A relief force call Wintergewitter was sent under the very capable Erich von Manstein, but it was stopped. The German 6th Army was now doomed. Hitler ordered Paulus to fight to the last round and not surrender. He even promoted him to Field Marshal, knowing no German of that rank had ever surrendered before.

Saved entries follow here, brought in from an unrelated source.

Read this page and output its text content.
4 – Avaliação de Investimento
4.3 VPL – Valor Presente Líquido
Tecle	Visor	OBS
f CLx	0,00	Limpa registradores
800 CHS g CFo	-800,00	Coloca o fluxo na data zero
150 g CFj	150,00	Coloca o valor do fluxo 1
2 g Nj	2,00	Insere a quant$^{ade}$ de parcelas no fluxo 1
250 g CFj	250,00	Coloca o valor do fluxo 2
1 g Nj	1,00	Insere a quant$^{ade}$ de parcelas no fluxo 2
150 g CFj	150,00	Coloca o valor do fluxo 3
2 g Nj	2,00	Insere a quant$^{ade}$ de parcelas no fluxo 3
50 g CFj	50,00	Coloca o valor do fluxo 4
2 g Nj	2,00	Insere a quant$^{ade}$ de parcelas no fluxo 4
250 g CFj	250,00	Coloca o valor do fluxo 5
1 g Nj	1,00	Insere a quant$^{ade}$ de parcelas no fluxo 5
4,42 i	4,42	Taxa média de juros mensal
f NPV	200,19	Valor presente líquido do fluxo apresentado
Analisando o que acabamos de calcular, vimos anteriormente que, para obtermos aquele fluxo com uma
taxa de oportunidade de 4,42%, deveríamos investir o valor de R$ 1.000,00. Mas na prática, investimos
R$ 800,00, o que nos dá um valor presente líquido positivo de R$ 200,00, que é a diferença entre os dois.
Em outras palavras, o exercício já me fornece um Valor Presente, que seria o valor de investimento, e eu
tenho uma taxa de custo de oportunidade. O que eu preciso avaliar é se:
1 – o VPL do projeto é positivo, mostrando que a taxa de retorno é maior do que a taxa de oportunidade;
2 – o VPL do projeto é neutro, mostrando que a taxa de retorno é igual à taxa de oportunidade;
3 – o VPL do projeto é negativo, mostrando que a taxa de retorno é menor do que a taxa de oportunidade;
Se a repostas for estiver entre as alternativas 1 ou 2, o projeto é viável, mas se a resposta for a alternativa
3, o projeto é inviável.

But it was all too little, too late.  

Symbolic of the end of the Stalingrad Campaign --
a defeated German soldier, starving and freezing, surrenders
to a Russian soldier, 1943.
Photo from Wikimedia Commons and Deutsches Bundesarchiv 

What was left of the once proud German 6th Army surrendered to the Soviets on February 2, 1943. After eight months of brutal fighting -- from June, 1942 until February, 1943 -- and after much initial success, Fall Blau had ended in a complete German defeat and disaster. Stalingrad had profound and dreadful consequences for the Nazis. In addition to the massive loss of men and material and the permanent halt of a German advance to the East, the Russians, who were badly beaten in the past, now felt confident that they could meet and defeat any German army in the future.

German Field Marshal
Friedrich Paulus surrenders
at Stalingrad, 1943
Photo from Wikimedia and Deutsches Bundesarchiv 

The Germans lost about 300,000 men in the encircled city of greater Stalingrad. The other Axis forces of Hungary, Italy, and Romania lost about 100,000 each in the campaign. In the Fall Blau operation the Germans lost about 200,000 men (outside of the city of Stalingrad). Germany and the Axis were now running out of manpower.

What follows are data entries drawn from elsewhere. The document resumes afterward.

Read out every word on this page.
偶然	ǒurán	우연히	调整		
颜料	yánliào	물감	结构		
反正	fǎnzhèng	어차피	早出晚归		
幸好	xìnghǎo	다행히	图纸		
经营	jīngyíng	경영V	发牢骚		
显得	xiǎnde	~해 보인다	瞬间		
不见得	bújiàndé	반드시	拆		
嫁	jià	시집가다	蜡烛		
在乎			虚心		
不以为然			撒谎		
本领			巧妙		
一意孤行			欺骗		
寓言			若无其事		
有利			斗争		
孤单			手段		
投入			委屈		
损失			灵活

The losses on the Soviet side were simply staggering, perhaps as many as 2,000,000 men died in the entire campaign, Fall Blau and the fight for the city. And the Soviets still won. The Russians had many more men left to fill the ranks of the Red Army, and factories beyond the Ural Mountains now operational to make tanks, equipment, and the machines of war … plus ample supplies sent to Russia from America. From now on the Soviets would drive westward towards Berlin.

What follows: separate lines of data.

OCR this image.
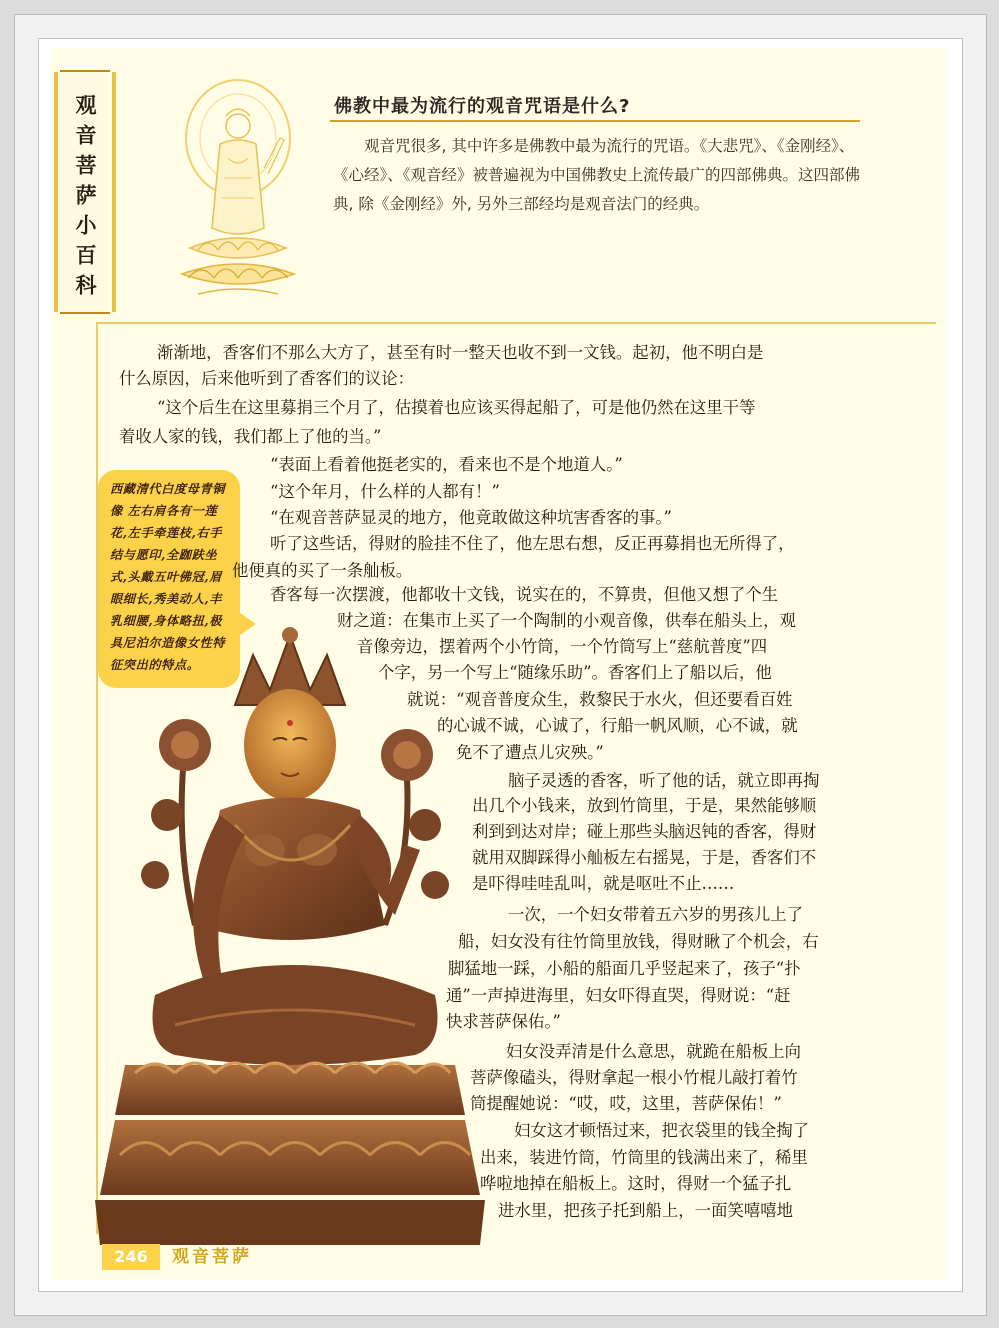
观音菩萨小百科	佛教中最为流行的观音咒语是什么?

观音咒很多, 其中许多是佛教中最为流行的咒语。《大悲咒》、《金刚经》、《心经》、《观音经》被普遍视为中国佛教史上流传最广的四部佛典。这四部佛典, 除《金刚经》外, 另外三部经均是观音法门的经典。

西藏清代白度母青铜像 左右肩各有一莲花,左手牵莲枝,右手结与愿印,全跏趺坐式,头戴五叶佛冠,眉眼细长,秀美动人,丰乳细腰,身体略扭,极具尼泊尔造像女性特征突出的特点。

渐渐地，香客们不那么大方了，甚至有时一整天也收不到一文钱。起初，他不明白是

什么原因，后来他听到了香客们的议论：

“这个后生在这里募捐三个月了，估摸着也应该买得起船了，可是他仍然在这里干等

着收人家的钱，我们都上了他的当。”

“表面上看着他挺老实的，看来也不是个地道人。”

“这个年月，什么样的人都有！”

“在观音菩萨显灵的地方，他竟敢做这种坑害香客的事。”

听了这些话，得财的脸挂不住了，他左思右想，反正再募捐也无所得了，

他便真的买了一条舢板。

香客每一次摆渡，他都收十文钱，说实在的，不算贵，但他又想了个生

财之道：在集市上买了一个陶制的小观音像，供奉在船头上，观

音像旁边，摆着两个小竹筒，一个竹筒写上“慈航普度”四

个字，另一个写上“随缘乐助”。香客们上了船以后，他

就说：“观音普度众生，救黎民于水火，但还要看百姓

的心诚不诚，心诚了，行船一帆风顺，心不诚，就

免不了遭点儿灾殃。”

脑子灵透的香客，听了他的话，就立即再掏

出几个小钱来，放到竹筒里，于是，果然能够顺

利到到达对岸；碰上那些头脑迟钝的香客，得财

就用双脚踩得小舢板左右摇晃，于是，香客们不

是吓得哇哇乱叫，就是呕吐不止……

一次，一个妇女带着五六岁的男孩儿上了

船，妇女没有往竹筒里放钱，得财瞅了个机会，右

脚猛地一踩，小船的船面几乎竖起来了，孩子“扑

通”一声掉进海里，妇女吓得直哭，得财说：“赶

快求菩萨保佑。”

妇女没弄清是什么意思，就跪在船板上向

菩萨像磕头，得财拿起一根小竹棍儿敲打着竹

筒提醒她说：“哎，哎，这里，菩萨保佑！”

妇女这才顿悟过来，把衣袋里的钱全掏了

出来，装进竹筒，竹筒里的钱满出来了，稀里

哗啦地掉在船板上。这时，得财一个猛子扎

进水里，把孩子托到船上，一面笑嘻嘻地

246	观音菩萨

Stalingrad was the turning point of World War II.

Sources and Further Reading:
Stalingrad: The Turning Point by Geoffrey Jukes, 1968, Ballentine’s Illustrated History; Stalingrad 1942 by Peter Antill, 2007, Osprey; Russia at War by Vladimir Karpov, 1987, Vendome Press; Wikipedia article on Case Blue ; Wikipedia article on Battle of Stalingrad ; All photos are cited at the captions with links. Note: Learn more about the battle at the website of the Museum Panorama of the Stalingrad Battle.


  1. Fascinating article. clear insight.

  2. Thanks! Unfortunately, many people in the West do not understand the importance of Russian Front during World War 2. We, understandably, tend to focus on things we are more familiar with like the Normandy Invasion, the Battle of the Bulge, and Pearl Harbor. And to a lesser extent the North African and Italian Campaigns with battles like El Alamein or Anzio. But the vast majority of the German troops during the war and the vast amount of German casualties were on the Russian Front. All the Fronts and the battles were important around the global, but we should also remember what happened in the USSR and especially at Stalingrad.